RETURNING TO REIMS DUART REVIEW PLJFF

Returning to Reims (Fragments) review: My Family in The World Revolution

This is a story about the emergence and breakup of the working class, which is moving from the proletariat to nationalism and racism

The film Returning to Reims (Fragments) opens with the Reims board, which tells us that we have arrived at our destination and the story should begin. We get to know the buildings and houses of this strange town, waiting for the camera to stop at one, where the protagonist of the novel Return to Reims grew up. However, all the time, we are followed from the off by the female voice of Adèle Haenel, who conveys the sentences with which the novel begins, and we realize that the story is still led by the protagonist, not the protagonist from Eribon's novel.

 

Although Eribon’s book tells of his return to the city he left thirty years ago and is now returning to after the death of his homophobic father, to connect with his mother, discover the history of his family, and face issues of identity and self-denial because he is from the lower class, Périot spreads the story, and family history serves him only as a narrative and temporal basis around which he weaves the story of French history from the end of World War II to the Yellow Vest protest.

 

After touring the town, the first act follows, in which we meet the family tree of the protagonist through the female line, her grandmother and mother, and life under occupation, and then follows the birth of a new France, which presupposes any punishment of women and their mistakes, real or presumed. domination.

 

As she talks about the lives of her grandmother and mother, a mosaic of carefully selected clips from movies, documentaries, and television news illustrates this story, and we learn a lot about the culture of living, habits, and socio-economic situation. It is important to emphasize that Périot was also the editor of the film, and that is why the sound from the off and archival recordings of family and national history merge so naturally. Lower-class children finish school at the age of 13 and go to work in factories or serve in bourgeois homes where sexual harassment is common; working families are large and live in one-bedroom apartments. is great illiteracy. There is no possibility of legal abortion, as well as sexual education.

 

Some women have illegally aborted 20 times, while some decide to abstain after the fifth child, which arouses the anger of their husbands, who already believe that caring for children and household is not their thing and the time they spend in taverns. Women do not oppose this situation, but try to adapt to it by doing more and harder jobs, and trying to participate in male society. Through all this, the narrator tries to understand her family and her role in the world revolution, which implies a new strengthening of rights and racism on the global stage.

 

Through the second act, which deals with new French history, the question is constantly asked how her parents, members of the working class, became racists. With the arrival of Mitterrand as president in 1981, the working class expected to change, as he was a member of the Socialist Party, but hopes quickly faded because the new government wanted to satisfy the bourgeoisie's needs and expectations. The film ends with what we have witnessed in previous years in France, namely right-wing politicians Nicolas Sarkozy, François Hollande and, of course, Emmanuel Macron, whose policies have taken people to the streets.
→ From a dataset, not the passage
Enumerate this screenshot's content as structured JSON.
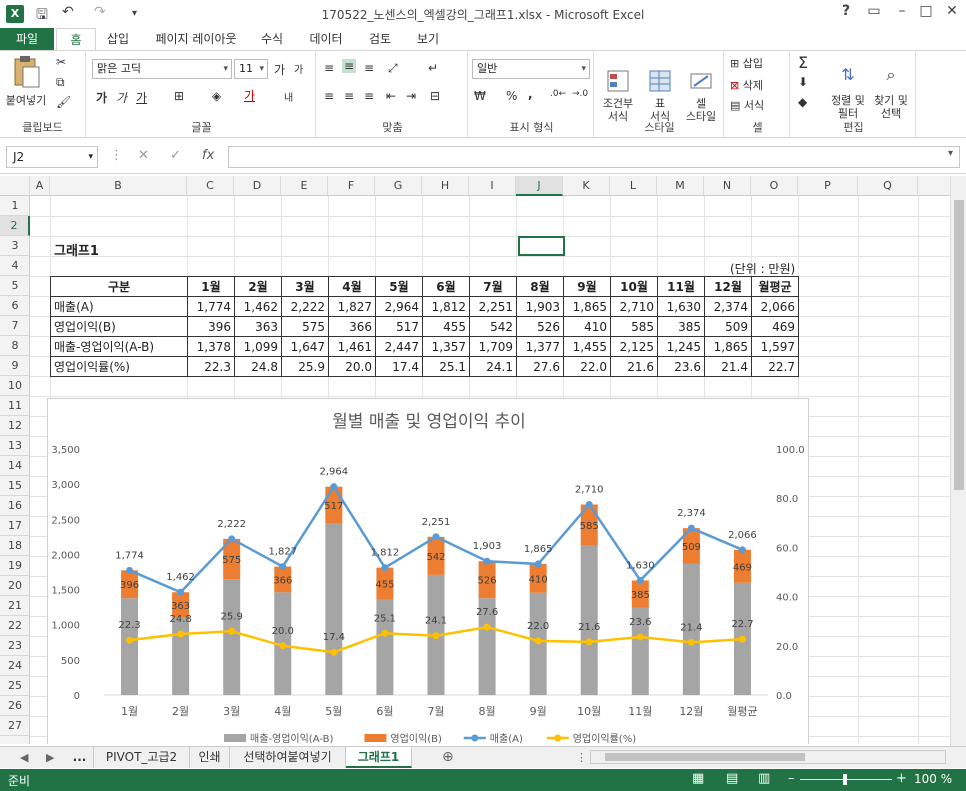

Yellow Vest protest united refugees, medical workers, LGBTIQ + people, workers, and all those who have somehow felt disenfranchised in their homeland, and raised their voices against oppression and human rights violations.

 

The book Returning to Reims, by sociologist and philosopher Didier Eribon, although closely related to France, has found audiences across Europe because it is a universal story of identity and dealing with one's self, just as Jean-Gabriel Périot's Returning to Reims (Fragments) tells a universal story. This is the story of the emergence and break-up of the working class, which is moving from the proletariat to nationalism and, unfortunately, is ubiquitous on the European continent.